Friday, February 12, 2016

Why I'm Not Celebrating My Birthday

My 19th birthday will be the first time I will not be celebrating my birthday. The only thing I'm doing is going out to lunch with my parents and older brother. Basically, it's the first year I won't be having a birthday party or meeting up with friends.

You may wonder why after eighteen consecutive years of birthday parties I suddenly decide to stop doing it? Well, to be honest, it's pointless. Throughout the years my birthday has gotten less and less fun. Last year I only went out to dinner with my friends because I felt like I had to do something. It was nice to hang out with them but it wasn't fun the way my birthday was when I was a kid.

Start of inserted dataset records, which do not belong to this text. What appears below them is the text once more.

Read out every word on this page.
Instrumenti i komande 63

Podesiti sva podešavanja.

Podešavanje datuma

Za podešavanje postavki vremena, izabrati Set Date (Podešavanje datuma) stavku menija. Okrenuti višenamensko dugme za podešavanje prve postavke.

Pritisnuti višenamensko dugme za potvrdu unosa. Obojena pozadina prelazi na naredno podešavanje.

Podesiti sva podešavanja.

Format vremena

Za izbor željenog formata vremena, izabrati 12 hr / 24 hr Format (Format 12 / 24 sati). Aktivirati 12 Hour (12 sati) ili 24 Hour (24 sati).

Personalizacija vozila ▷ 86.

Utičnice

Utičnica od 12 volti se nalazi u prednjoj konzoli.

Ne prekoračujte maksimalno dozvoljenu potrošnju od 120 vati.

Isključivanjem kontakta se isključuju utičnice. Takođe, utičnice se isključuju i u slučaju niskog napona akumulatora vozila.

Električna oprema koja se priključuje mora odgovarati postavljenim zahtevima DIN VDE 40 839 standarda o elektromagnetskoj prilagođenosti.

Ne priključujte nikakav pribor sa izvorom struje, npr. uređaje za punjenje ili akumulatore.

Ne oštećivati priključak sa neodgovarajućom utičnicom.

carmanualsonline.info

Another reason why I'm not doing anything is because I'm unable to do the one thing I really want to do. I become of drinking age this year which means I'm finally allowed to go to clubs. The problem is I can't go to a club on my birthday. Why? I'm the oldest one out of all of my friends. So even though I'm old enough to go, I have no one to go with me. Clubbing is really the only thing I want to do when I turn nineteen so instead of doing something else while I'm constantly wishing I was out clubbing, I'd rather just do nothing.

Although nineteen is somewhat a milestone birthday, I really don't feel like celebrating. This doesn't mean I won't stop celebrating birthdays altogether but just that I don't want to celebrate this year.